I understand that decision trees try to put classifiers with high entropy high on the decision tree. However, how does information gain play into this?
Information gain is defined as:
InformationGain = EntropyBefore - EntropyAfter
Does a decision tree try to place classifiers with low information gain at the top of the tree? So entropy is always maximized and information gain is always minimized?
Sorry, I am just a bit confused. Thank you!
It is the opposite. For a decision tree that uses Information Gain, the algorithm chooses the attribute that provides the greatest Information Gain (this is also the attribute that causes the greatest reduction in entropy).
Consider a simple two-class problem where you have an equal number of training observations from classes C_1 and C_2. In this case, you are starting with an entropy of 1.0 (because the probability of randomly drawing either class from the sample is 0.5). Now consider attribute A, which has values A_1 and A_2. Suppose also that A_1 and A_2 both correspond to equal probabilities (0.5) for the two classes:
There is no change in overall entropy for this attribute and therefore, the Information Gain is 0. Now consider attribute B, which has values B_1 and B_2 and suppose B will perfectly separate the classes:
Since B perfectly separates the classes, the entropy after splitting on B is 0 (i.e., the Information Gain is 1). So for this example, you would select attribute B as the root node (and there would be no need to select additional attributes since the data are already perfectly classified by B).

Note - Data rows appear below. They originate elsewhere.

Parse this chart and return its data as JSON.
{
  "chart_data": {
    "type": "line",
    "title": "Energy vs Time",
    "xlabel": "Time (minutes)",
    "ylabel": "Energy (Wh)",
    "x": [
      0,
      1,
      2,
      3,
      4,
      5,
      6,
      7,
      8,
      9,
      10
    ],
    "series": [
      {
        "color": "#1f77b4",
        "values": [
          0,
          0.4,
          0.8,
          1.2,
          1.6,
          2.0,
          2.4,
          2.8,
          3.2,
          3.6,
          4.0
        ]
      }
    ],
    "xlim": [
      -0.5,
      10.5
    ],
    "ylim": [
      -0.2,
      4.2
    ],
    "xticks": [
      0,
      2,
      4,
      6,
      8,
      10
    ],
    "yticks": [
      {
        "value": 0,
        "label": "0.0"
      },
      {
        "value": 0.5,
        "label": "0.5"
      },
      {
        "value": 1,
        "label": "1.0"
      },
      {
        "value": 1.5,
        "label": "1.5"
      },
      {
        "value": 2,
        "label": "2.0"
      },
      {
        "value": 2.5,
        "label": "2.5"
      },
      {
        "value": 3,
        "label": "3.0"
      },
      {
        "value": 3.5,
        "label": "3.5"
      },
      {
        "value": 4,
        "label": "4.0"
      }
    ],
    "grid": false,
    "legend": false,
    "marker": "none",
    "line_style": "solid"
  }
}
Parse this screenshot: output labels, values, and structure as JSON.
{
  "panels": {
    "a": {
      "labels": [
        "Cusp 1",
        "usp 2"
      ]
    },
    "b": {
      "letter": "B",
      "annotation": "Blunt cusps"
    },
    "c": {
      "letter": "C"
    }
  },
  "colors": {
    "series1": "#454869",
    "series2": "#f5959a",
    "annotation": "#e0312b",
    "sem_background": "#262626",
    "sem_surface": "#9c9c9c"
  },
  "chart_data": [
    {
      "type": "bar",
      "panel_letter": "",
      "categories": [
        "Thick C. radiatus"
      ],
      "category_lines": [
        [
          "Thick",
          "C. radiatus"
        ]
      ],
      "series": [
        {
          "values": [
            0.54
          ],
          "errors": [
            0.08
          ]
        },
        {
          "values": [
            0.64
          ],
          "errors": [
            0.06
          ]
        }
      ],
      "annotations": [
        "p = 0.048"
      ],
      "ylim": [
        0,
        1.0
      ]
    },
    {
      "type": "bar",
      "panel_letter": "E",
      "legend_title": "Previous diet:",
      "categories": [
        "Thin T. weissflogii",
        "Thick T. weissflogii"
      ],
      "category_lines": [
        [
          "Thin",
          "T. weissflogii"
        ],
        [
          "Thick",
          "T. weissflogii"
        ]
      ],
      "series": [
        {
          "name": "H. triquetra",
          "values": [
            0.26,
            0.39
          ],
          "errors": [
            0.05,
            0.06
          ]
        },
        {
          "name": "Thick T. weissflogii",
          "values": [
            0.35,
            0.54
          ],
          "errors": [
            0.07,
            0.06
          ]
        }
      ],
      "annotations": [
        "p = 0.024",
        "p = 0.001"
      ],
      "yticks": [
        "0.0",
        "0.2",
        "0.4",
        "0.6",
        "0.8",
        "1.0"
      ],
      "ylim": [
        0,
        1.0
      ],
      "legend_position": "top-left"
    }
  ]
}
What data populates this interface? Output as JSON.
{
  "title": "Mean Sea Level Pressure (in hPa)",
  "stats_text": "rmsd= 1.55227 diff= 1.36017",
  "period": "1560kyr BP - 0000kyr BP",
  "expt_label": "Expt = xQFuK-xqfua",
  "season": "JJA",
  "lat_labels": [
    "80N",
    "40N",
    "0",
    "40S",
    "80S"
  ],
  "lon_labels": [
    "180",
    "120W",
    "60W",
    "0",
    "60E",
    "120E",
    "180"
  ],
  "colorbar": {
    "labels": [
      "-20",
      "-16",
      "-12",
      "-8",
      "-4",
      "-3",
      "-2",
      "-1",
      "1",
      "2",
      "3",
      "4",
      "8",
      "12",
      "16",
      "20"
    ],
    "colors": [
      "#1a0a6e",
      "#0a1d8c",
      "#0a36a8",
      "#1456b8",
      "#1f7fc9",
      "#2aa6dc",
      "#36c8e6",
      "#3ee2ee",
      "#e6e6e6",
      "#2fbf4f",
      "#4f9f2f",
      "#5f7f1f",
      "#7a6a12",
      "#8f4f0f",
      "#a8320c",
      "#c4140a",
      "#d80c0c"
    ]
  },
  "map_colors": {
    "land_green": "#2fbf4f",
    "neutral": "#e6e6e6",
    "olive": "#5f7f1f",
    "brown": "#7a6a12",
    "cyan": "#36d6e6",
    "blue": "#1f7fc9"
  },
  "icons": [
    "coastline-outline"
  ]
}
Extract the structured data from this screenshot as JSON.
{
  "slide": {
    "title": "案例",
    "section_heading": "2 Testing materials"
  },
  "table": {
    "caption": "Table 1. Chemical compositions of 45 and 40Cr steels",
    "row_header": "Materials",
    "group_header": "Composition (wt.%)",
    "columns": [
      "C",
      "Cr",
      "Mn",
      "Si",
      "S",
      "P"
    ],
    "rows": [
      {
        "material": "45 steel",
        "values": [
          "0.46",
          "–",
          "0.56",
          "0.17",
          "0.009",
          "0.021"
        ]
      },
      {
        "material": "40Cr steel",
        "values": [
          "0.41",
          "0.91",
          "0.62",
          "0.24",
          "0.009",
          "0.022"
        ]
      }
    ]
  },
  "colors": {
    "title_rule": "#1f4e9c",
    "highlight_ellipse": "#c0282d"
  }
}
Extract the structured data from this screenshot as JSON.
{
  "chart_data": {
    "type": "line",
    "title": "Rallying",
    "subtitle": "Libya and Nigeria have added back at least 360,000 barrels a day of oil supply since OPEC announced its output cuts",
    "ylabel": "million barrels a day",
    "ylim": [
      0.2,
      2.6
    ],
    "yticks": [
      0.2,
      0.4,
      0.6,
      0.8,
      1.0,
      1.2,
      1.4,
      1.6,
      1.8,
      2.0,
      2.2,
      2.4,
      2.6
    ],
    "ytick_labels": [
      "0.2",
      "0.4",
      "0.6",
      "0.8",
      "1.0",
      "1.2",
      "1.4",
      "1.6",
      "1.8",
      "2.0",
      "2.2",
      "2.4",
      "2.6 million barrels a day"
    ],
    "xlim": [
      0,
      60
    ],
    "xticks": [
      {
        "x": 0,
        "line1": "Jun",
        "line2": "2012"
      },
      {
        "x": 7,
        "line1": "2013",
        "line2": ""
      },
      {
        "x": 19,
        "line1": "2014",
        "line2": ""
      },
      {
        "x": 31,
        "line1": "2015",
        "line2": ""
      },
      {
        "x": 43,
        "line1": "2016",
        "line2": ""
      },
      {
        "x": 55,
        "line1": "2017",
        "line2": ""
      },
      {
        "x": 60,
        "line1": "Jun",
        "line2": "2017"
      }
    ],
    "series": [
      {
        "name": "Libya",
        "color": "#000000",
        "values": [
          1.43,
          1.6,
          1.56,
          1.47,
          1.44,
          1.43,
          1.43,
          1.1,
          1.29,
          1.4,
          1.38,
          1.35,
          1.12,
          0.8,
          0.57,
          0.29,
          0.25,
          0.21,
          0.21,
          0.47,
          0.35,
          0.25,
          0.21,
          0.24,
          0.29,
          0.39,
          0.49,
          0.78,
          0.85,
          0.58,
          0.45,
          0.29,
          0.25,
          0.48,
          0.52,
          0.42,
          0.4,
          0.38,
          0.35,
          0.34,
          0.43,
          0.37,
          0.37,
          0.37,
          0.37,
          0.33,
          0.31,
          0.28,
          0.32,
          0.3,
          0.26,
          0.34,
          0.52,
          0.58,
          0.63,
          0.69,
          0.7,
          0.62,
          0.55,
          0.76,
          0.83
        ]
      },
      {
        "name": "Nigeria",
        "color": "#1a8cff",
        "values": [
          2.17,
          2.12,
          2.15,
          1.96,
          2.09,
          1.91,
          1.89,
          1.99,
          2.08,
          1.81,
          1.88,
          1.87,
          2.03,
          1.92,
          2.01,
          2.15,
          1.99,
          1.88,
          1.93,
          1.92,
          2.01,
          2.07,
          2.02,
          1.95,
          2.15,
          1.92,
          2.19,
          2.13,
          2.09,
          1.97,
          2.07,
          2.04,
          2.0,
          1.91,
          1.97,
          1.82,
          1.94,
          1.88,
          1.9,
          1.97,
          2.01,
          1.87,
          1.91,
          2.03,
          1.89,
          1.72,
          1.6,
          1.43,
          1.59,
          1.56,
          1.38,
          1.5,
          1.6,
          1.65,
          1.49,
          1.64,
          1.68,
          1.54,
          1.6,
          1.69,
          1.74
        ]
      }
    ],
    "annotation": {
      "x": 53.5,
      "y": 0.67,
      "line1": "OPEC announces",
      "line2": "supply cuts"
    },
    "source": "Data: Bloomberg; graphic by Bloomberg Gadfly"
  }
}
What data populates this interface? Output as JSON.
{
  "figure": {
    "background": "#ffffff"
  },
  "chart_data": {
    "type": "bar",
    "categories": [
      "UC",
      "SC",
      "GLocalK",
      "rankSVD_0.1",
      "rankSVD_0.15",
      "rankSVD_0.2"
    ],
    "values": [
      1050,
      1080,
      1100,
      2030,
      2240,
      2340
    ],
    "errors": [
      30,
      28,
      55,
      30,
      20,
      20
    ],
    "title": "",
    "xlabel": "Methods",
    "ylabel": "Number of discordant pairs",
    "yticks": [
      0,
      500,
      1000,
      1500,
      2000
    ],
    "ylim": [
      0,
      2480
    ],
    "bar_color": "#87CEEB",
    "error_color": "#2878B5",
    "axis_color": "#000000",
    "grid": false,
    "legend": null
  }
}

Decision Tree algorithms are "greedy" in the sense that they always select the attribute the yields the greatest Information Gain for the current node (branch) being considered without later reconsidering the attribute after subsequent child branches are added. So to answer your second question: the decision tree algorithm tries to place attributes with greatest Information Gain near the base of the tree. Note that due to the algorithm's greedy behavior, the decision tree algorithm will not necessarily yield a tree that provides the maximum possible overall reduction in entropy.